Ten years ago some dancers returning from Buenos Aires to Wellington abandoned tango in despair that it would ever be as enjoyable in their lifetime. For the past few years local dancers returning from Buenos Aires say that they now appreciate Wellington tango so much more, and the number of travelers to BA has declined as the standard has improved in Wellington.

It's now my favourite place to dance in the world.

 

Comments

  1. Hi Geoff.. this was a fascinating and illuminating post. May I ask what the names of the two milongas referred to in the short version are? And also, what milongas do you dance in generally?
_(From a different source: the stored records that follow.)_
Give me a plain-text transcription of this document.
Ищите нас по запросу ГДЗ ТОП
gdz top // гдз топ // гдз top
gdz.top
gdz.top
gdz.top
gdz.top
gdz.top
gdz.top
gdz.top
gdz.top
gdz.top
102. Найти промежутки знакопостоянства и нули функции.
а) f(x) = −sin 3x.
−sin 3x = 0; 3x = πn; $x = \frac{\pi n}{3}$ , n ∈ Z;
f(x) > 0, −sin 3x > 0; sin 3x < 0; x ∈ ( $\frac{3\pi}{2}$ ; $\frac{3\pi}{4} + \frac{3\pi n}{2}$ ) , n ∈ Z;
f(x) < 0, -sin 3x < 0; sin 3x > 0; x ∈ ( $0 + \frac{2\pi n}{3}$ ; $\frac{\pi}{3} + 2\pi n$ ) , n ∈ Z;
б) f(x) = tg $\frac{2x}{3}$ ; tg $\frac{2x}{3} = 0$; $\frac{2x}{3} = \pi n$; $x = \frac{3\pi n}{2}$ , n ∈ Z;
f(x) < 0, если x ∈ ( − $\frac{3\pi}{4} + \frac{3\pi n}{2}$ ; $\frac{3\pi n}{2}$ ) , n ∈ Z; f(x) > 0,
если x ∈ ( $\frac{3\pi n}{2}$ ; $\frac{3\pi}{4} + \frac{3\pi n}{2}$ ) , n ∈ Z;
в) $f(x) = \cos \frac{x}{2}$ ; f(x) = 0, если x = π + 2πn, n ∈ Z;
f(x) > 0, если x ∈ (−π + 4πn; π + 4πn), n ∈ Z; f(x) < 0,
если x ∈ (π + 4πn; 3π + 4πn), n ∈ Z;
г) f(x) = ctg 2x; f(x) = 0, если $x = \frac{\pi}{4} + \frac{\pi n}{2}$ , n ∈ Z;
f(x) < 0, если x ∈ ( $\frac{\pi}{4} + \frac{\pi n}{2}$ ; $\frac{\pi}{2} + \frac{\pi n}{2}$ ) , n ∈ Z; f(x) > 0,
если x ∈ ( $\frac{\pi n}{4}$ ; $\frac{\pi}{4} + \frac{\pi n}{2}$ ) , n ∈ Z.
I've never been to BA myself but I would be interested to tally your observations with what I've heard elsewhere about the various milongas there.
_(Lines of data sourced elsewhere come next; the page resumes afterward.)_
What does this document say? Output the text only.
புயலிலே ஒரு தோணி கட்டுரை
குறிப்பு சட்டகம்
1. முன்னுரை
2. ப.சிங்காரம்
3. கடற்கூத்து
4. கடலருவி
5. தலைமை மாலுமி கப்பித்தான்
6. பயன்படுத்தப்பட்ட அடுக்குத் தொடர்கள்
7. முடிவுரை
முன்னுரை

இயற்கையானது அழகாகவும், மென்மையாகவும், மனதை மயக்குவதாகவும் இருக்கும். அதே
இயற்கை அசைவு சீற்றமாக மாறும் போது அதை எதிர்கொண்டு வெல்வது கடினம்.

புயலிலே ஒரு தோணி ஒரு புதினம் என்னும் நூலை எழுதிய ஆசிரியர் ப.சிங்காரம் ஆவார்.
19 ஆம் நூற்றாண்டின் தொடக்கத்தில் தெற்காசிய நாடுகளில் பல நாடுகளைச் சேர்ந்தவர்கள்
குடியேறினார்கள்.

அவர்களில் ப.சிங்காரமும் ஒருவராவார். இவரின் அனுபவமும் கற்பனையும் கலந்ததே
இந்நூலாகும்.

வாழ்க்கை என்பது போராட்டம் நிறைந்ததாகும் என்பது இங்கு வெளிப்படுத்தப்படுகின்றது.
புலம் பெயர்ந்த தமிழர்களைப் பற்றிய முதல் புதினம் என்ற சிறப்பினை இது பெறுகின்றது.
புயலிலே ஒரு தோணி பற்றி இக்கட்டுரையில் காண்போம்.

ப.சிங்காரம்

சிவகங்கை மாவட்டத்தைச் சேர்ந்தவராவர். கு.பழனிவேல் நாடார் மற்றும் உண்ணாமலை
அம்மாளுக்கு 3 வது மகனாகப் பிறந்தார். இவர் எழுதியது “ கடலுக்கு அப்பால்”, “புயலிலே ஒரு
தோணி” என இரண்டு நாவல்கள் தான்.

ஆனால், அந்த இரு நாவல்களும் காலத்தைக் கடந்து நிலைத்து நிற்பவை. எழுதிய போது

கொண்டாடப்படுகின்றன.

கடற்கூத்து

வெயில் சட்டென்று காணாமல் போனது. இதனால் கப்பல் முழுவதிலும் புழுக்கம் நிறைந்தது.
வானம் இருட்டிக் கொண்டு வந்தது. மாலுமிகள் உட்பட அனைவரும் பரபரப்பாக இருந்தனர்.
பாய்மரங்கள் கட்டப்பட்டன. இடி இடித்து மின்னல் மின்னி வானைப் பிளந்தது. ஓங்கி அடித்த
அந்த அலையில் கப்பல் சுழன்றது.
    I'll be in Wellington in February and am looking forward to it!

    ReplyDelete
  2. Hi Mr T,
    Thanks for your comment.
    I'm loath to identify the first milonga because it was just a club night with very nice, very friendly social dancers out for a a nice evening. In that way it was a typical social club and could have been any one of many in BA. The standard wasn't very good but they weren't worried about that, but my friend had travelled a long way and expected more.
    The second Milonga is certainly big enough to stand on its own two feet: Parakultural at Salon Canning on a Monday. I've met locals who complain about the tourists lowering the standard at places like Canning but in my experience it's the locals, particularly the professional dancers, who are the worst offenders when it comes to collisions and other annoying behaviour.
    The milongas that I've enjoyed most in BA, for a range of reasons, are Cachirulo, Parakultural, Mano a Mano, La Marshal, Los Consagrados, Porteño y Bailarin, El Beso.
    I've been to a lot more but these are the ones that have enjoyed the most, from the perspective of any combination of dance standard, atmosphere, friendliness, music, freedom (eg La Marshal is a gay milonga where my wife can lead me, and a more flamboyant dance style is accepted)

    ReplyDelete
  3. This is a comment by Janis Kenyon of Tango Chamuyo http://jantango.wordpress.com
    Janis has lived and danced in Buenos Aires for a number of years and her website is well worth a visit.

    >>
    The codes are clear and have been around for decades so that anyone who observes at a milonga will get the idea.

    To invite a woman at her table shows lack of respect and obligates her to dance. Only those who do not dance well or do not know any better, do so. I ignore them. The worst dancers are the ones who invite the foreigners first. The foreigners don't know who dances well and accept invitations from anyone...that is, until they learn. The men know the foreigners are easy prey for tandas.